The debt hawks are to economics as the creationists are to biology. Those, who do not understand Monetary Sovereignty, do not understand economics. If you understand the following, simple statement, you are ahead of most economists, politicians and media writers in America: Our government, being Monetarily Sovereign, has the unlimited ability to create the dollars to pay its bills.

As we, a Monetarily Sovereign nation, suffer the bordering-on-insanity discussions of the federal debt ceiling, and a vote almost is upon us, I thought this might be a good time to reprise a post I wrote last year. From what I can tell, the myths are even more solidly entrenched than they were then.

Updated Tuesday, May 31, 2011:
The U.S. and the world, lurch from boom to bust in seemingly uncontrollable waves. Popular faith holds that recessions and depressions are an unavoidable part of the natural economic cycle. I suspect these “natural” cycles occur because actions (or lack of actions) are based on false beliefs.

Economics has engendered an amazing number of myths, most based on what may seem like logic. But it’s the same logic that says the earth must be flat, else we would fall off. Here is a list of myths, false beliefs and fairy tales. If you disagree with any item on this list, please let me know, and I’ll explain why it’s there.

(Do you understand why they are myths?)
• There is no difference between Monetary Sovereignty and monetary non-sovereignty
• Money and debt are two different things.
• A growing economy does not need a growing supply of money.
• Federal surpluses help the economy grow.
• The federal debt is too large.
• The federal debt ceiling has a beneficial function.
• The current level of deficits is unsustainable.
• Current federal debt growth is unsustainable
• Federal taxes help pay for federal spending.
• The federal government cannot create money; only the Fed can
• State, county and city governments are financially similar to the federal government.
• Federal borrowing helps pay for federal spending.
• The federal government spends taxpayers’ money.
• Our children and grandchildren will pay for today’s federal deficits.
• A balanced federal budget is more prudent than a federal deficit.
• The federal debt/GDP ratio measures the government’s ability to service its debts.
• The federal debt/GDP ratio measures the health of the economy.
• Each of us is liable for a share of the federal debt.
• Federal earmarks, pork-barrel spending, and waste hurt the economy.
• The single biggest cause of inflation is excessive federal deficit spending.
• Consumer saving helps the economy grow.
• In fractional reserve banking, banks keep a fraction of deposits and lend the rest.
• The best way to cure inflation is to increase taxes and/or to cut federal spending.
• FICA taxes pay for Medicare and Social Security.
• The government cannot afford to fund Medicare or Social Security.
• The U.S., like the EU nations, can go bankrupt.
• Without increases in taxes or decreased spending, Medicare and Social Security will go bankrupt.
• Without tax increases, the federal government cannot afford to increase support for education, infrastructure improvements, bailouts for states, counties and cities, the military, research and local police.
• Gold is safer and more prudent than “paper” (fiat) money.
• The federal government needs to borrow to pay for deficit spending.
• Federal borrowing reduces the availability of lending funds.
• The two main reasons for the recent economic collapse were low interest rates and excessive bank supervision.
• Low interest rates stimulate the economy; high rates slow it.
• Taxing the rich does not hurt the poor.
• Cutting payments to doctors and/or taxing “Cadillac” health insurance plans, is one good way to help pay for improved health care.
• America should try to export more and import less, to achieve a positive balance of payments.
• The U.S. states, counties and cities should be self supporting via local taxes, and not rely on federal assistance.
• Rather than being a net borrower, the federal government should be a net lender.
• Greece, Ireland and the other troubled euro nations need to exercise spending restraint and austerity.

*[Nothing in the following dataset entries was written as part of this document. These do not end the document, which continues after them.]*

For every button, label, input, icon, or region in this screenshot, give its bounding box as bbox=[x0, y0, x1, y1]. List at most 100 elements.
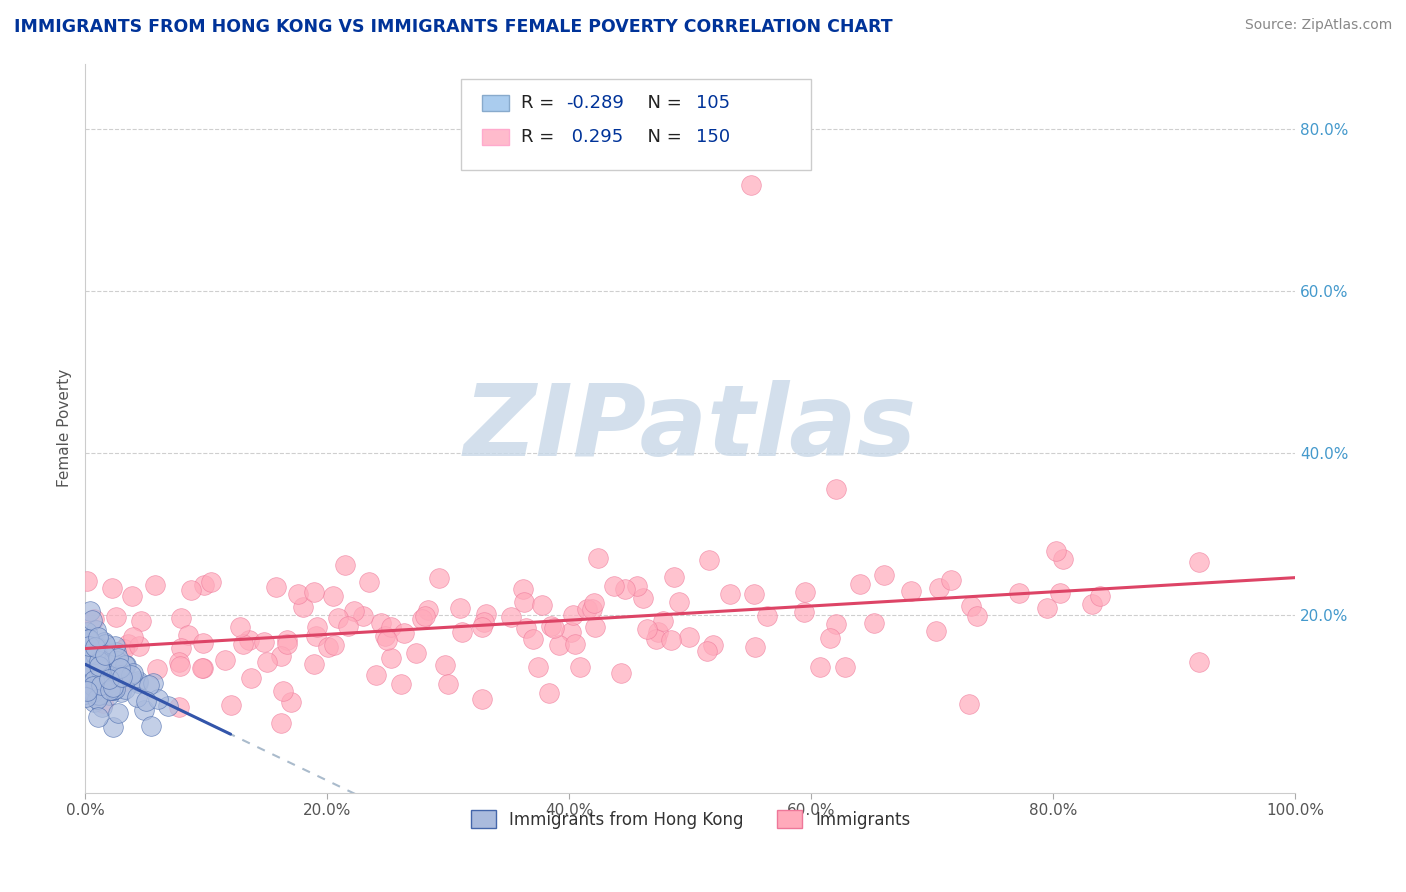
Point bbox=[626, 579, 648, 593]
Point bbox=[323, 638, 346, 652]
Point bbox=[114, 681, 136, 696]
Point bbox=[101, 661, 124, 675]
Point bbox=[89, 688, 111, 702]
Point bbox=[93, 635, 115, 649]
Point bbox=[138, 678, 160, 692]
Point bbox=[231, 637, 253, 651]
Point bbox=[256, 655, 278, 669]
Point bbox=[76, 625, 98, 640]
Point bbox=[583, 596, 606, 610]
Point bbox=[117, 637, 139, 651]
Point bbox=[87, 667, 110, 681]
Point bbox=[471, 692, 494, 706]
Point bbox=[157, 699, 180, 714]
Point bbox=[77, 678, 100, 692]
Point bbox=[1188, 655, 1211, 669]
Point bbox=[392, 625, 415, 640]
Point bbox=[170, 641, 193, 656]
Point bbox=[824, 617, 846, 632]
Point bbox=[824, 482, 846, 496]
Point bbox=[101, 683, 124, 698]
Point bbox=[87, 676, 110, 690]
Point bbox=[90, 678, 112, 692]
Point bbox=[928, 581, 950, 595]
Point bbox=[89, 640, 111, 655]
Text: Source: ZipAtlas.com: Source: ZipAtlas.com bbox=[1244, 18, 1392, 32]
Point bbox=[76, 683, 98, 698]
Point bbox=[755, 609, 778, 624]
Text: R =: R = bbox=[522, 94, 560, 112]
Point bbox=[744, 587, 766, 601]
Point bbox=[375, 633, 398, 648]
Point bbox=[100, 669, 122, 683]
FancyBboxPatch shape bbox=[482, 95, 509, 111]
Point bbox=[276, 637, 298, 651]
Point bbox=[86, 688, 108, 702]
Point bbox=[305, 629, 328, 643]
Point bbox=[75, 687, 97, 701]
Point bbox=[108, 668, 131, 682]
Point bbox=[77, 658, 100, 673]
Point bbox=[84, 682, 107, 697]
Point bbox=[513, 595, 536, 609]
Point bbox=[191, 636, 214, 650]
Text: N =: N = bbox=[636, 94, 688, 112]
Point bbox=[548, 638, 571, 652]
Point bbox=[82, 646, 104, 660]
Point bbox=[76, 574, 98, 589]
Point bbox=[1052, 552, 1074, 566]
Point bbox=[122, 666, 145, 681]
Point bbox=[115, 658, 138, 673]
Point bbox=[142, 675, 165, 690]
Point bbox=[79, 603, 101, 617]
Text: 105: 105 bbox=[696, 94, 731, 112]
Point bbox=[471, 620, 494, 634]
Point bbox=[76, 640, 98, 655]
Point bbox=[1188, 556, 1211, 570]
Point bbox=[105, 655, 128, 669]
Point bbox=[169, 658, 191, 673]
Point bbox=[405, 646, 427, 660]
Point bbox=[82, 680, 104, 694]
Point bbox=[125, 690, 148, 705]
Point bbox=[91, 656, 114, 670]
Point bbox=[101, 683, 124, 698]
Point bbox=[588, 551, 610, 566]
Text: -0.289: -0.289 bbox=[565, 94, 624, 112]
Point bbox=[522, 632, 544, 646]
Point bbox=[276, 632, 298, 647]
Point bbox=[366, 667, 388, 681]
Point bbox=[374, 629, 396, 643]
Point bbox=[97, 673, 120, 687]
Point bbox=[370, 616, 392, 631]
Point bbox=[849, 577, 872, 591]
Point bbox=[114, 658, 136, 673]
Point bbox=[129, 614, 152, 628]
FancyBboxPatch shape bbox=[461, 78, 811, 169]
Text: 0.295: 0.295 bbox=[565, 128, 623, 146]
Point bbox=[526, 660, 548, 674]
Point bbox=[86, 681, 108, 695]
Point bbox=[603, 579, 626, 593]
Point bbox=[170, 611, 193, 625]
Point bbox=[76, 649, 98, 664]
Point bbox=[389, 677, 412, 691]
Point bbox=[100, 678, 122, 692]
Point bbox=[91, 679, 114, 693]
Point bbox=[316, 640, 339, 654]
Point bbox=[94, 637, 117, 651]
Point bbox=[352, 609, 374, 624]
Point bbox=[959, 599, 981, 614]
Point bbox=[94, 648, 117, 662]
Text: IMMIGRANTS FROM HONG KONG VS IMMIGRANTS FEMALE POVERTY CORRELATION CHART: IMMIGRANTS FROM HONG KONG VS IMMIGRANTS … bbox=[14, 18, 893, 36]
Point bbox=[561, 608, 583, 623]
Point bbox=[697, 553, 720, 567]
Point bbox=[239, 671, 262, 685]
Point bbox=[415, 608, 437, 623]
Point bbox=[512, 582, 534, 596]
Point bbox=[82, 613, 104, 627]
Point bbox=[793, 585, 815, 599]
Point bbox=[659, 633, 682, 648]
Point bbox=[219, 698, 242, 712]
Point bbox=[84, 623, 107, 637]
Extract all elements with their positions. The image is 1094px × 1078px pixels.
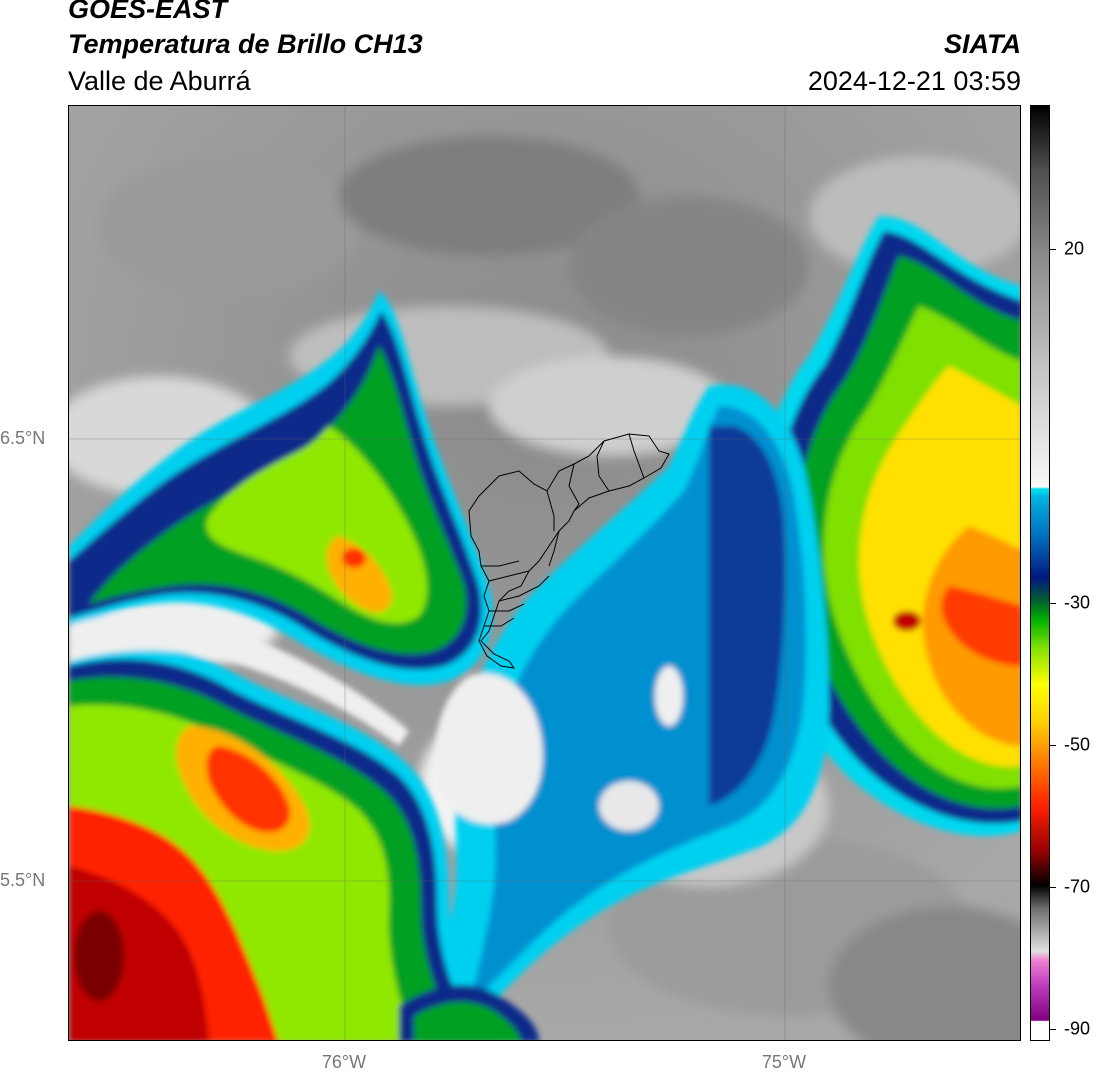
colorbar-label-minus70: -70	[1064, 876, 1091, 897]
colorbar	[1030, 105, 1050, 1041]
colorbar-label-minus30: -30	[1064, 592, 1091, 613]
colorbar-tick	[1050, 603, 1056, 604]
map-canvas	[69, 106, 1020, 1040]
colorbar-label-20: 20	[1064, 238, 1085, 259]
colorbar-tick	[1050, 249, 1056, 250]
satellite-map[interactable]	[68, 105, 1021, 1041]
graticule	[69, 106, 1020, 1040]
cold-cloud-layer	[69, 216, 1020, 1040]
lon-label-76: 76°W	[321, 1052, 367, 1072]
lat-label-6-5: 6.5°N	[0, 428, 46, 448]
satellite-title: GOES-EAST	[68, 0, 228, 24]
lon-label-75: 75°W	[761, 1052, 807, 1072]
region-label: Valle de Aburrá	[68, 66, 251, 96]
colorbar-tick	[1050, 1029, 1056, 1030]
organization-label: SIATA	[944, 29, 1021, 59]
municipality-boundaries	[468, 433, 670, 669]
datetime-label: 2024-12-21 03:59	[807, 66, 1021, 96]
colorbar-gradient	[1031, 106, 1049, 1040]
colorbar-tick	[1050, 745, 1056, 746]
colorbar-label-minus90: -90	[1064, 1018, 1091, 1039]
colorbar-tick	[1050, 887, 1056, 888]
lat-label-5-5: 5.5°N	[0, 870, 46, 890]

You might wish to ask your Senator or Representative — the people who vote on federal taxing and spending — which myths they believe. My guess: They believe them all.

Rodger Malcolm Mitchell

No nation can tax itself into prosperity, nor grow without money growth. It’s been 40 years since the U.S. became Monetary Sovereign, , and neither Congress, nor the President, nor the Fed, nor the vast majority of economists and economics bloggers, nor the preponderance of the media, nor the most famous educational institutions, nor the Nobel committee, nor the International Monetary Fund have yet acquired even the slightest notion of what that means.